Rooted in Legacy: Bam Marley blends family heritage with personal expression


With an artistry transcending generations, Bam Marley has passionately navigated the delicate balance of honoring the Marley name while carving a distinct path marked by personal expression and music crafted and powered by his emotions.

As the world learns more about his grandad’s legacy in the new movie Bob Marley: One Love, we chatted with the oldest son of Ziggy Marley about his unique artistic path in a harmonious blend of generational heritage and innovation. Hailing from Jamaica and currently living in LA, Bam talked with us about his latest single, “Eclipse,” his aspirations to score films, and offers a glimpse into the visionary journey he has for the future.

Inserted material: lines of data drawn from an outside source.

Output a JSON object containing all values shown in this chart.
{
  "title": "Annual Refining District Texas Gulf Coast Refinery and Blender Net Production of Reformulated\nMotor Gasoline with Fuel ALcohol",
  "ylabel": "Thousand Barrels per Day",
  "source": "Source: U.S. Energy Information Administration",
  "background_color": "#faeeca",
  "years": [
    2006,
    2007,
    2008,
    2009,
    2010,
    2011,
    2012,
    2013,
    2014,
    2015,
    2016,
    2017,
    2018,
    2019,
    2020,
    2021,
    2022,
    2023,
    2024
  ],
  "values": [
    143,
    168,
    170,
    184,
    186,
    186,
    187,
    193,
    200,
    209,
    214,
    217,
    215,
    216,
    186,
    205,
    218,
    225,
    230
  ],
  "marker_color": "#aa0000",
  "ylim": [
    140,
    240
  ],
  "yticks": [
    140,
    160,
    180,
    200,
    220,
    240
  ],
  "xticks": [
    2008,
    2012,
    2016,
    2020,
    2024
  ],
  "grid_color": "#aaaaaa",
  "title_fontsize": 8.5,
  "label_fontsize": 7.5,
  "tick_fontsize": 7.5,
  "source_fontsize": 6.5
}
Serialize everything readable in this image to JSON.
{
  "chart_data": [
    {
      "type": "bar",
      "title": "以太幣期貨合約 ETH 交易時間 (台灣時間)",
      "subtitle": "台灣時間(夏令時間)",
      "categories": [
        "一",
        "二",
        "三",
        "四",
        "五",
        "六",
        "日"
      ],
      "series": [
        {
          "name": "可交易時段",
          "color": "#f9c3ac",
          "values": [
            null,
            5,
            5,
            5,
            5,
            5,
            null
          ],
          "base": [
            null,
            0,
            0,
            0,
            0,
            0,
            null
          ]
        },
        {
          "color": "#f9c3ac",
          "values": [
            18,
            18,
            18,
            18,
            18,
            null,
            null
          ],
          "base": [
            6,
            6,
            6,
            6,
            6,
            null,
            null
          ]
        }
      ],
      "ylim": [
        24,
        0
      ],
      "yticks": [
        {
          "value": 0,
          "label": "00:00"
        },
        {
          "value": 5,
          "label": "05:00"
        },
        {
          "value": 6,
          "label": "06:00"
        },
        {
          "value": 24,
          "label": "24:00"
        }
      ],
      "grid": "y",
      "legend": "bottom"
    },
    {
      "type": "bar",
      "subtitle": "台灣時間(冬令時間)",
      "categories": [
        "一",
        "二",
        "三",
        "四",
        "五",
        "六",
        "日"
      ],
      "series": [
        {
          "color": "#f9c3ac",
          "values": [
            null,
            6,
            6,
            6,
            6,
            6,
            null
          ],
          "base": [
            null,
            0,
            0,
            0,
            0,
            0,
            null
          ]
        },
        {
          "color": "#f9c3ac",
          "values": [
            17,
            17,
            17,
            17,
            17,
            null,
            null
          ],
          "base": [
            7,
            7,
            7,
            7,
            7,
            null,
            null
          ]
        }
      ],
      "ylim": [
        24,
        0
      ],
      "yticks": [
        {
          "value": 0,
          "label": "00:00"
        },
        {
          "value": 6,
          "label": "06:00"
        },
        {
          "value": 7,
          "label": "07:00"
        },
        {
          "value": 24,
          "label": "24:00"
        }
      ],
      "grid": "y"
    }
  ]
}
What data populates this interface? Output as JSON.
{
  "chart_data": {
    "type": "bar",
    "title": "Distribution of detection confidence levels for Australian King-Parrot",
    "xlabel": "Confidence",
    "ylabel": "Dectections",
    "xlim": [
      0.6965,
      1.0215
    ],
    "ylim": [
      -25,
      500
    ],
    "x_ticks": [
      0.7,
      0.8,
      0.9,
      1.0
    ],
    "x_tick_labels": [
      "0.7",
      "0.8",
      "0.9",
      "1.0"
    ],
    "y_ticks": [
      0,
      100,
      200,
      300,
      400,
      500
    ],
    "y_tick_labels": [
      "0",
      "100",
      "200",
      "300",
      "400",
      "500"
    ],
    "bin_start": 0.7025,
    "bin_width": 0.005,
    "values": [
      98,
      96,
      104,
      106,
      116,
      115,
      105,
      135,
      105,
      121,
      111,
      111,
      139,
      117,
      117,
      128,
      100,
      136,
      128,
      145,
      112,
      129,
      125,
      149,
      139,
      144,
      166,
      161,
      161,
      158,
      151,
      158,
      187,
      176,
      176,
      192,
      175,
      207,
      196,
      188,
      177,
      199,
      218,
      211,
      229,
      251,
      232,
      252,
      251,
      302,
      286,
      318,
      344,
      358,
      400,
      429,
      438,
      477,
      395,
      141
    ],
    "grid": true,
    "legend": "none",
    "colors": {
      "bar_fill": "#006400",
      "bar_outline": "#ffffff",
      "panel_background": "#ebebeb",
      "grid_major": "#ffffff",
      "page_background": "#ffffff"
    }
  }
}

Jess Smith: Your grandfather’s music and the name “Marley” are larger-than-life entities that almost seem mythical in how they’ve transcended nations and generations. Sometimes, being a part of that kind of lineage can be both a blessing and a curse. How do you navigate between honoring your family’s musical heritage and not being pigeonholed into a particular sound?

Bam Marley: Uhm, as interesting as this question is I get it all the time but to me there is no need to navigate between honoring family and being pigeonholed in regard to sound. I feel like being yourself is honoring your own legacy and lineage. Being yourself is essential.

JS: Has your perspective on life and music been shaped by being part of the family lineage?

BM: I would say it is given, you grow up in it. It developed me into a person that listens keenly, is very observing, and dedicated to pursuing dreams. It shaped my work ethic and taught me a lesson about how powerful music with a positive message is. In regard to being part of this family, it kept me grounded and intrigued in finding out what this world is about more. It allows me to be a dreamer and visionary.

JS: Who in your family do you pull from the most when it comes to asking for advice or getting inspired by them musically?

BM: Hahaha, there is not one person. It is the source and as a collective, we all pull from each other as a strength, and we are all available to each other either it is musical advice or personal. Overall, I am inspired by my family, the whole entirety.

JS: As we talk about your family lineage, I’m wondering if you have gotten a chance to see Marley: One Love yet?

BM: Yes. Yes, I have and it is phenomenal, I recommend everyone to watch it. No spoilers, haha.

JS: You said your song “Eclipse” manifested in a dream after you watched the movie Mune. Are you going to revisit this idea of opposing sounds creating harmony in more of your songs?

BM: Uhm, great question. I feel like one of the things that pulls me into music is what hasn’t been tried out yet. Not to say it has not been done, but I have not done it. I would say yes, definitely more songs are from that feeling because I represent different worlds in music in one.

JS: “Eclipse” is a lot more atmospheric and airy than some of your tracks like “Beyond,” which had a more gritty vibe to it. Is this the direction you’re looking to go into with your music now, or do you want to experiment with a bunch of different sounds?

BM: I would not call it experimenting with a bunch of different sounds, more so an intentional process of creating something that makes me feel alive. So, my sound is an expression of my emotions along with the feeling of the world.

JS: Speaking of movies, are you just going to focus on music now or do you see yourself delving more into the acting world after your debut in Vagabonds?

BM: I definitely see myself doing more acting, uhm, and not just acting, but I really would like to score films as well. Movies play a big role in my creative process.

JS: Who are some features you’d have on your ideal album that might surprise some people?

BM: Lenny Kravitz, Burna Boy, Victoria Monét, Tame Impala or Ziggy Marley.

JS: I was being nosey and saw Syd from The Internet liked some of your IG posts. Could we ever have a collaboration with them in the future?

BM: We are like fam. We have created in the past and we continue to create. We are all making great music, so time will tell.

JS: What’s next for you? Could we see a full-length album or see your names on some festival lineups soon?

BM: Currently, preparing to put out a project called Time Never Fails, and getting ready to go into the studio for a full-length project for later this year. As for festivals and shows, I am ready whenever they are.